Conclusion: ddPCR provides highly sensitive, accurate, and rapid MTB diagnosis in FFPE samples, as defined by the high concordance between IS6110 assay and culture results. This approach can be safely introduced in clinical routine to accelerate MTB diagnosis mainly when culture results remain unavailable.

背景：由于分枝杆菌 (MTB) 数量少且经常缺乏新鲜样本进行培养，因此快速可靠地诊断结核病 (TB) 代表了肺外结核感染的诊断挑战。在这里，我们估计了基于自制液滴数字 PCR (ddPCR) 的测定在 89 次活检中对培养的性能，因为这些新鲜和福尔马林固定和石蜡包埋 (FFPE) 子样本可用。

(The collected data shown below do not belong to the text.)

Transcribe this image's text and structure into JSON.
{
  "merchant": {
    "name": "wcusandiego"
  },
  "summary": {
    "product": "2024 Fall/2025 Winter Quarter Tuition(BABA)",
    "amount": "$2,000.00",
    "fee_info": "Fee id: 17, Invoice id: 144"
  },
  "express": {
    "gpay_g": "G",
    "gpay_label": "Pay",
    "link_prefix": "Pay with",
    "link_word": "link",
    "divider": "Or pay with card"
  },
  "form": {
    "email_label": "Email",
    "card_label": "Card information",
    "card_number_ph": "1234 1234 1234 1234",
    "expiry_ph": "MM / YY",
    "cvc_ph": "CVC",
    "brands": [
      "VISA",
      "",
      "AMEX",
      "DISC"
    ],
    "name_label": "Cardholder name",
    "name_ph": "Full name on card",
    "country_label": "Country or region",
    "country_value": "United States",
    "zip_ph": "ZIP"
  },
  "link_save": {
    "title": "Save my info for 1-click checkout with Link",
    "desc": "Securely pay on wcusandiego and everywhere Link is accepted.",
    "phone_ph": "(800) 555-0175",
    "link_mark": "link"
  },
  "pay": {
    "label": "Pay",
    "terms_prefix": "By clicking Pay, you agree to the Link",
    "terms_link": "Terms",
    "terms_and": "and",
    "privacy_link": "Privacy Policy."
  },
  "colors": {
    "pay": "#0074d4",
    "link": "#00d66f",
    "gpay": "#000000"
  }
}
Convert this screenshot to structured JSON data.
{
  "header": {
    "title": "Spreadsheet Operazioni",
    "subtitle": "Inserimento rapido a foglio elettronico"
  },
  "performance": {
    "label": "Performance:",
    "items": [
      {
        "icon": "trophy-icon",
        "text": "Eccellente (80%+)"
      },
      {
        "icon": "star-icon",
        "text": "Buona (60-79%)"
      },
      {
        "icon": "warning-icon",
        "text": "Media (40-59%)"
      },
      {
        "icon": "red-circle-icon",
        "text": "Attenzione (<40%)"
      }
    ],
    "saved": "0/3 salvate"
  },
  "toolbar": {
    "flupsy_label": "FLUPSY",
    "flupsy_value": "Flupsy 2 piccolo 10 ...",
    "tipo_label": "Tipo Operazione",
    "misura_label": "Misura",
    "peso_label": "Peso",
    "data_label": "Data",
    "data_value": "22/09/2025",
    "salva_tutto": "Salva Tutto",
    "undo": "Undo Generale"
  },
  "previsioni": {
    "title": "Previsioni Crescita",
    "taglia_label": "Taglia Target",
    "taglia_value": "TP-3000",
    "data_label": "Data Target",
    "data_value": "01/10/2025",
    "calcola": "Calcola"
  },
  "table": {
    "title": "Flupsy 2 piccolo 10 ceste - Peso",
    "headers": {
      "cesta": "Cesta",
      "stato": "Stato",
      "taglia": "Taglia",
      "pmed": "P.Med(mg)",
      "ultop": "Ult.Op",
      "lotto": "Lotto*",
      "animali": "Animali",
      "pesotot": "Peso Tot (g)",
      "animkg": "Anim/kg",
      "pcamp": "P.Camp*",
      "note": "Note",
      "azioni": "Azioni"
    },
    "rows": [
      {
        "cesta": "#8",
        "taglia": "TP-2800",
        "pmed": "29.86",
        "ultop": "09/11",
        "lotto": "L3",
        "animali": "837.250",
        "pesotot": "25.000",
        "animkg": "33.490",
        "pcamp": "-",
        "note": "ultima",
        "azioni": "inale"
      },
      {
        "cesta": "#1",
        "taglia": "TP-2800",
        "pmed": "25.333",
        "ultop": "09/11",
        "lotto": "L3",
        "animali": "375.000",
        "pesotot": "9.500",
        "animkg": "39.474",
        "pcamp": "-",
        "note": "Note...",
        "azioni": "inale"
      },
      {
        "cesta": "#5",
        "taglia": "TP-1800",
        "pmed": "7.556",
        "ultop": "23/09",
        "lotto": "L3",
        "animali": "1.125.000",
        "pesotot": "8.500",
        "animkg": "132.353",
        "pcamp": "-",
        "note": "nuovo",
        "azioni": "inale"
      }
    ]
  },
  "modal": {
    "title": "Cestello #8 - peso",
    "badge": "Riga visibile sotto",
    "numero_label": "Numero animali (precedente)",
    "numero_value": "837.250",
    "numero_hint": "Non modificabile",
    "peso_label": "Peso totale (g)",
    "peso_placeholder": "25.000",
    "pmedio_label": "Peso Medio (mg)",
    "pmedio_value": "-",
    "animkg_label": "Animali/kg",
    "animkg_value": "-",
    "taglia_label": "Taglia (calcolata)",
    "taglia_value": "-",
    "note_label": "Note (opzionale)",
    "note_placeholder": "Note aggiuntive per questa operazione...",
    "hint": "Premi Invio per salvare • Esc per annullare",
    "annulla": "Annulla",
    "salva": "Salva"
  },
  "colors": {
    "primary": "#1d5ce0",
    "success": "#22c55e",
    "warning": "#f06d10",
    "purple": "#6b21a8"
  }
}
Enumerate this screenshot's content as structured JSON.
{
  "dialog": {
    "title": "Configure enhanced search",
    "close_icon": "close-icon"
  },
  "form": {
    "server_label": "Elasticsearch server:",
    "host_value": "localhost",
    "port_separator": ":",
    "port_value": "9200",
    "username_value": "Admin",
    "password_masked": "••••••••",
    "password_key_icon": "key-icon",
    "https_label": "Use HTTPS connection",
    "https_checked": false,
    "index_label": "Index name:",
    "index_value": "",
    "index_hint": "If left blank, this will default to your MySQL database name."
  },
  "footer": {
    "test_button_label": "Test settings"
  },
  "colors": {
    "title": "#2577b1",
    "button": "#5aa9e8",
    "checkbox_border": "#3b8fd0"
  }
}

方法：新鲜子样本中的 MTB 诊断通过培养进行。还对新鲜子样品进行了抗酸杆菌涂片显微镜检查 (AFB) 和 Xpert ^® MTB/RIF (Xpert) 分析。通过针对 IS6110 和 rpoB 的内部 ddPCR 分析，在 89 个 FFPE 子样本中盲重复了 MTB 检查。使用 H37Rv 菌株的连续稀释来评估 ddPCR 测定的分析灵敏度。通过概率分析计算检测限 (LOD)。结果以拷贝/10 ⁶细胞表示。

结果： IS6110 和 rpoB ddPCR 检测显示预期值和观察值之间存在良好的线性相关性（电阻²：分别为 0.9907 和 0.9743）。Probit 分析预测，IS6110 和 rpoB 的 MTB DNA的 LOD 分别为 17 和 40 拷贝/10 ^{6 个}细胞。在 89 次活检中，68 次为培养阳性，21 次为培养阴性。考虑分枝杆菌培养作为参考方法，IS6110 检测在 67/68 个培养阳性样本中产生阳性结果，中位数四分位距 (IQR) 为 1,680 (550–8,444) 拷贝/10 ⁶细胞（灵敏度：98.5%；准确度：98.9）。这些性能优于 rpoB 分析在 FFPE 子样本中报告的那些（灵敏度：66.20%；准确度：74.1），甚至优于 Xpert 和 AFB 在新鲜子样本中报告的那些（灵敏度：分别为 79.4 和 33.8%；准确度：84.3和 49.4，分别）。当根据 rpoB 和 IS6110 ddPCR 检测到的分枝杆菌载量对 Xpert 和 AFB 结果进行分层时，相对于 Xpert 和 AFB 阳性样品，Xpert 和 AFB 阴性的细菌载量较低。磷 = 0.003 和 0.01 对于 rpoB 和 磷 = 0.01 和 IS6110 的 0.11），证实了这些方法在少杆菌病中的敏感性较差。

结论：ddPCR 在 FFPE 样品中提供高度灵敏、准确和快速的 MTB 诊断，正如 IS6110 检测和培养结果之间的高度一致性所定义的那样。这种方法可以安全地引入临床常规以加速 MTB 诊断，主要是在培养结果仍然不可用时。